Sorti fin 1967, en plein bouleversement sociétal, quelques jours avant l’élection de Dubcek à la tête du pouvoir, le film suscita (à raison) la colère noire des autorités du Parti, qui en interdiront l’exploitation à vie sur le territoire en arguant de son pessimisme et de sa vision faussée de la classe ouvrière, et des pompiers tchécoslovaques, qui menacèrent de grève.
(Passons ici la réaction de ce roublard de Carlo Ponti, qui, sentant le roussi, attaqua Forman pour « non respect de la durée contractuelle du film », ce dernier étant secouru in extremis par Truffaut et Berri qui rachèteront les droits)
- Cioran en Slovaquie
Car c’est peu dire que sous le rire et les gags, quelque chose de glaçant rampe, un désespoir profond qui donne à la vision du film un sentiment viscéral de malaise.
En temoigne la débandade du spectacle de miss : si la première séquence, où des vieux messieurs essayent d’acheter le jury à coup de rakia peut prêter à sourire malgré la misogynie désespérée qui y sourd (vaut-il mieux mater les femmes du haut, pour le corsages, ou à ras du sol, pour les jambes et sous la jupes ?), très vite, le rire se coince.
On les convoque, dans un bureau enfumé qui rappelle de mauvais souvenirs. Elles resteront debout, forcées, en silence, à observer, observées : du strip-tease gênant de l’une des candidates au regard libidineux des pompiers, de la danse où de vieux cochons tapent des mains en prenant soin de verrouiller la porte, puis une attente infinie où les candidates refusent de venir sur scène. Qu’importe, on les forcera, ces greluches, les arrachant à la limite du viol sous la harangue des officiers.
La déliquescence du pouvoir est partout, dans ce portrait au vitriol de petits chefs de province, pas même totalement détestables, tout juste foncièrement médiocres et minables.
Et quand l’un d’eux, plus honnête que les autres, voudra profiter d’un instant pour rendre le vol d’un proche, il se fera humilier, non pas pour le vol, mais parce qu’on a pu le voir : « moi, dans ces conditions, jamais je ne l’aurais rendu ». Le silence et l’unité du pouvoir, plutôt que le Bien.
Le « peuple », lui, ne vaut pas mieux, pas plus à sauver que ses oppresseurs : ramassis de soulards, de voleurs (mais, notera-t-on, on vole d’abord ce qui se mange, quand on a faim), de malhonnêtes profitant du drame pour éviter de payer la note et s’enfuir, de profiteurs venus ouvrir une buvette pour boire au spectacle des flammes.
Milos Forman s’en défendit, prétendant charger les dirigeants plutôt que les victimes, mais même si le feu semble un instant suspendre leur décadence, le constat est amer.

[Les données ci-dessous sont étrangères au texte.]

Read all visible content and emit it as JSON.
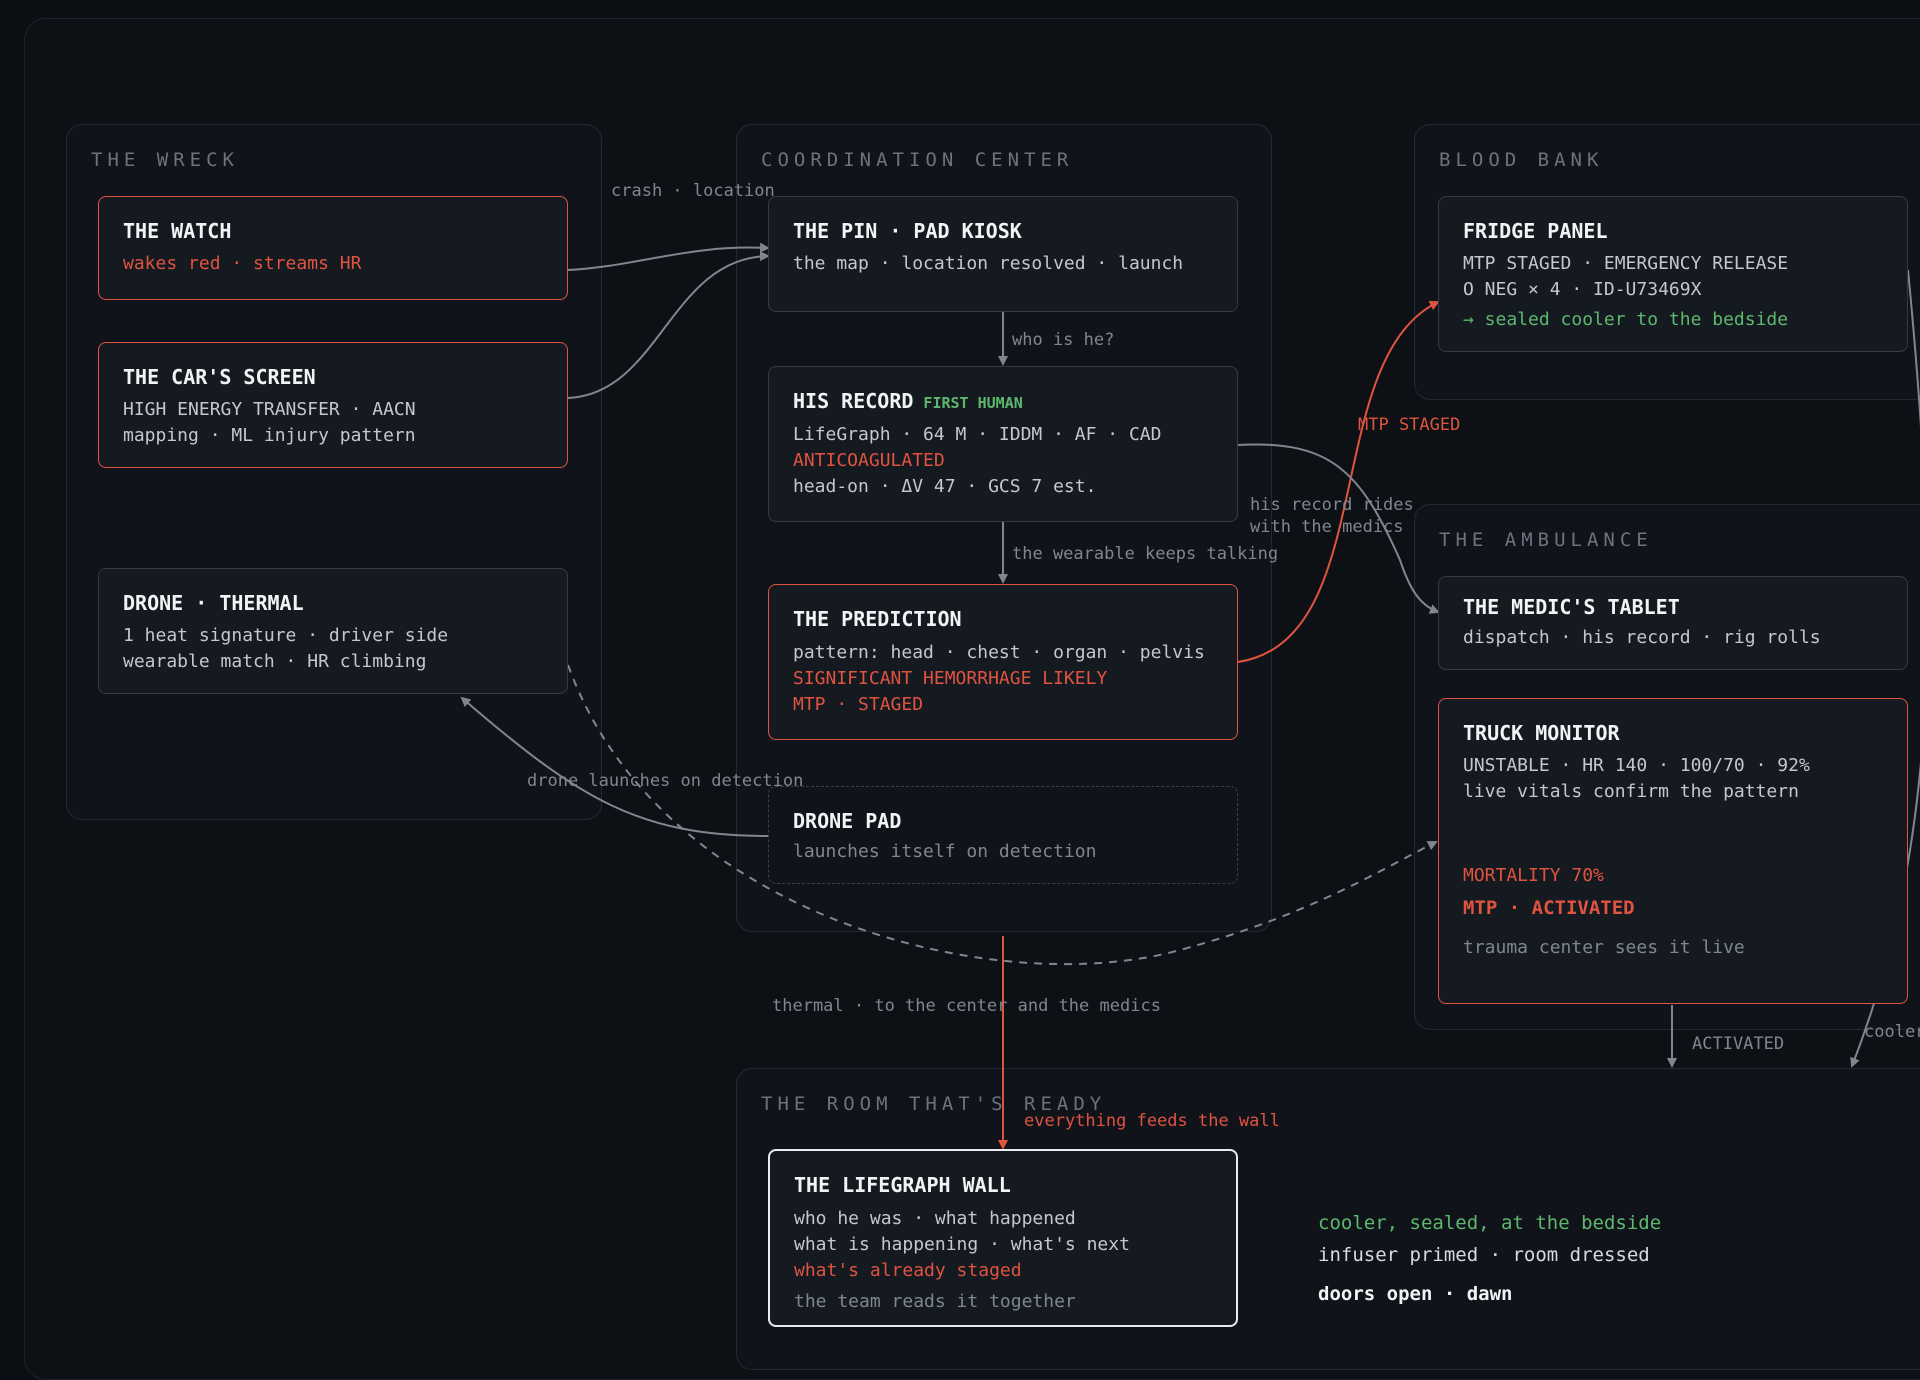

Voilà ce qu’il reste d’un peuple sans horizon : des égoïstes, dont la fausse générosité en bon de tombolas font s’effondrer le pauvre homme qui vient de perdre sa maison, et qui ne soulage qu’eux et leur bonne conscience.
Un spectacle de plus, un faux semblant mis en scène et qui tourne à vide comme tout le reste (tombola, défilé, remise de prix), si faux que le chef de cérémonie butera sur les mots « solidarité », « générosité », « gentillesse ».
Les mots, comme l’histoire, l’Histoire, se désagrègent. Forman, en moraliste désespéré, regarde son pays et son peuple partir dans les flammes de l’Histoire. Le rire, d’hommages burlesques à Chaplin et Keaton aux bons mots vulgaires, ne cache pas le désespoir et les larmes.
En Aout 1968, les chars entrent à Prague. Fin du Printemps : la maison a définitivement brûlé.